Chipped or broken teeth.
Save any pieces. Rinse your child’s mouth using warm water; rinse any broken pieces. If there’s bleeding, apply a piece of gauze to the area for about 10 minutes or until the bleeding stops. Apply a cold compress to the outside of the mouth, cheek, or lip near the broken/chipped tooth to keep any swelling down and relieve pain. See The dentist as soon as possible.
Retrieve the tooth, hold it by the crown (the part that is usually exposed in the mouth), and rinse off the tooth root with water if it’s dirty. Do not scrub it or remove any attached tissue fragments. If possible, try to put the tooth back in place. Make sure it’s facing the right way. Never force it into the socket. If it’s not possible to reinsert the tooth in the socket, put the tooth in a small container of milk (or cup of water that contains a pinch of table salt, if milk is not available) or a product containing cell growth medium, such as Save-a-Tooth. In all cases, see The dentist as quickly as possible. Knocked out teeth with the highest chances of being saved are those seen by The dentist and returned to their socket within 1 hour of being knocked out. If its a baby tooth which has avulsed please do not try to put it back in the socket. See your pediatric dentist or Dr. Abarca as quickly as possible.
Objects caught between teeth.
First, try using dental floss to very gently and carefully remove the object from your child’s mouth. If you can’t get the object out, see your dentist. Never use a pin or other sharp object to poke at the stuck object.
As a temporary measure, stick a piece of sugarless gum into the cavity (sugar-filled gum will cause pain) or use an over-the-counter dental cement.

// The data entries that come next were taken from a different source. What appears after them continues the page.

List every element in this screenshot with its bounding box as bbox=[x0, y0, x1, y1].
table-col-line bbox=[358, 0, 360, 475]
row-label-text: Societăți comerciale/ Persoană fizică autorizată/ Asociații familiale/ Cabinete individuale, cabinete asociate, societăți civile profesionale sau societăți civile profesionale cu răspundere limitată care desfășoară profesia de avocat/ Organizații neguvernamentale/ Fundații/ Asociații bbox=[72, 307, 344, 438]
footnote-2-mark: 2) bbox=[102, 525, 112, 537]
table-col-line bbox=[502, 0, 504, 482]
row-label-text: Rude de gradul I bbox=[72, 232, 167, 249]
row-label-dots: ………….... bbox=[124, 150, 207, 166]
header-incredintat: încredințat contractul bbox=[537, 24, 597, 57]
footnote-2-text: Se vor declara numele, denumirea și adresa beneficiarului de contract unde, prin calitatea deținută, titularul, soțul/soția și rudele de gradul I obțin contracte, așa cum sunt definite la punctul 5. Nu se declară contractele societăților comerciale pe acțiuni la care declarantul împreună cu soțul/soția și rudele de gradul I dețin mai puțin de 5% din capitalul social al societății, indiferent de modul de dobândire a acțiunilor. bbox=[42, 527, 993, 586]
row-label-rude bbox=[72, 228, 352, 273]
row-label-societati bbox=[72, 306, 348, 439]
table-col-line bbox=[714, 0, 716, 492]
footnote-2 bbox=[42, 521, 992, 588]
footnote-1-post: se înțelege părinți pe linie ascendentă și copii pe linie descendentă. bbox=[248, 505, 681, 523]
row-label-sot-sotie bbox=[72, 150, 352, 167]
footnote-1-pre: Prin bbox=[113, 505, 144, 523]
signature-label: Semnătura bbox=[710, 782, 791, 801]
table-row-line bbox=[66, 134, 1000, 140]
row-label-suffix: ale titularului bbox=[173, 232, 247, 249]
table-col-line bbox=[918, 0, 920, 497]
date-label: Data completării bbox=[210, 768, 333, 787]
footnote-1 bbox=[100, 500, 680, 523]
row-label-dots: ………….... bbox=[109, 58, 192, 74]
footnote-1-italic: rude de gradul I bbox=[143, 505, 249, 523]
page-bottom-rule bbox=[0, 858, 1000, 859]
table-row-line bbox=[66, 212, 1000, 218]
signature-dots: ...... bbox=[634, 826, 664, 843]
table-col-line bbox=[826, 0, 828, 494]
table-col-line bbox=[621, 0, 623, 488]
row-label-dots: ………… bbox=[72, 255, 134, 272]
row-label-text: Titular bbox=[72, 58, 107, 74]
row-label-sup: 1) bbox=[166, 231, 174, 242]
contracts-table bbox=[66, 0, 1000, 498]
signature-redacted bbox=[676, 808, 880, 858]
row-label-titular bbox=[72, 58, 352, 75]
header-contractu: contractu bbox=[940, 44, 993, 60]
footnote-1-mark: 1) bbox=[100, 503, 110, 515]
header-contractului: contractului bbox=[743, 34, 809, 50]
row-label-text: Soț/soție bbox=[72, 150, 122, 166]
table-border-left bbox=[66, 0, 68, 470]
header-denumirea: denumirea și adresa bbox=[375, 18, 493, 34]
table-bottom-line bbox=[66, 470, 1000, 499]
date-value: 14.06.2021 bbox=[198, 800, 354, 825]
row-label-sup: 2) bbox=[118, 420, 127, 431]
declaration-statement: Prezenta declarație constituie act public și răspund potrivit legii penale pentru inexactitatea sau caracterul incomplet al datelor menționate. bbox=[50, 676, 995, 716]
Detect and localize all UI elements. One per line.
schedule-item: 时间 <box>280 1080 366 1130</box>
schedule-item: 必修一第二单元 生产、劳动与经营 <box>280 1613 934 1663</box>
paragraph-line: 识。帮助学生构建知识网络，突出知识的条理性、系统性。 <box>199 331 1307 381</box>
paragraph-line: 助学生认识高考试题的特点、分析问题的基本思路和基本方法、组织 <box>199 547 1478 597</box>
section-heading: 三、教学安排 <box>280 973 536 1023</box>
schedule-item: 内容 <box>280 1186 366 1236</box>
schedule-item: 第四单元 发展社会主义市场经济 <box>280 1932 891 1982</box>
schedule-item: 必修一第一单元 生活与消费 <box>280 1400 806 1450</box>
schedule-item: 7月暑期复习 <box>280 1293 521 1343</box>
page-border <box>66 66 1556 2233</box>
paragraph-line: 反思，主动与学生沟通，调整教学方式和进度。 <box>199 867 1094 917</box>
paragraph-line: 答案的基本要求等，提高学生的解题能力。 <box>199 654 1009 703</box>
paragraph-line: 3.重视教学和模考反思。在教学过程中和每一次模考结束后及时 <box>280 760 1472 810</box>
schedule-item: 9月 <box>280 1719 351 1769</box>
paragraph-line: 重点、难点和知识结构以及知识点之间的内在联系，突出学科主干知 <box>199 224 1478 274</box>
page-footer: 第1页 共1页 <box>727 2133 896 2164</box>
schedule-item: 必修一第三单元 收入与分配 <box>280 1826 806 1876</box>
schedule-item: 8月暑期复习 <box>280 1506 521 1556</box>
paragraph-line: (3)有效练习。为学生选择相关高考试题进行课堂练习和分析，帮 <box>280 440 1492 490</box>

See The dentist as soon as possible.
Broken braces and wires.
If a wire breaks or sticks out of a bracket or band and is poking your child’s cheek, tongue, or gum, try using the eraser end of a pencil to push the wire into a more comfortable position. If you can’t reposition the wire, cover the end with a small cotton ball, or piece of gauze until you can get to The dentist’s office. Never cut the wire, as your child could end up swallowing it or breathing it into their lungs.
Swelling of the face
If you child is having swelling on the face the origin of it can be an infected tooth. Immediately see the pediatric dentist or a near by emergency room before it is too late.
Swollen or Red Gums
There can be various reasons for swollen gums. Rinse your child’s mouth with warm salt water and see Dr. Abarca as soon as possible. In the meantime, you can give your child Motrin or Tylenol if he or she is in pain.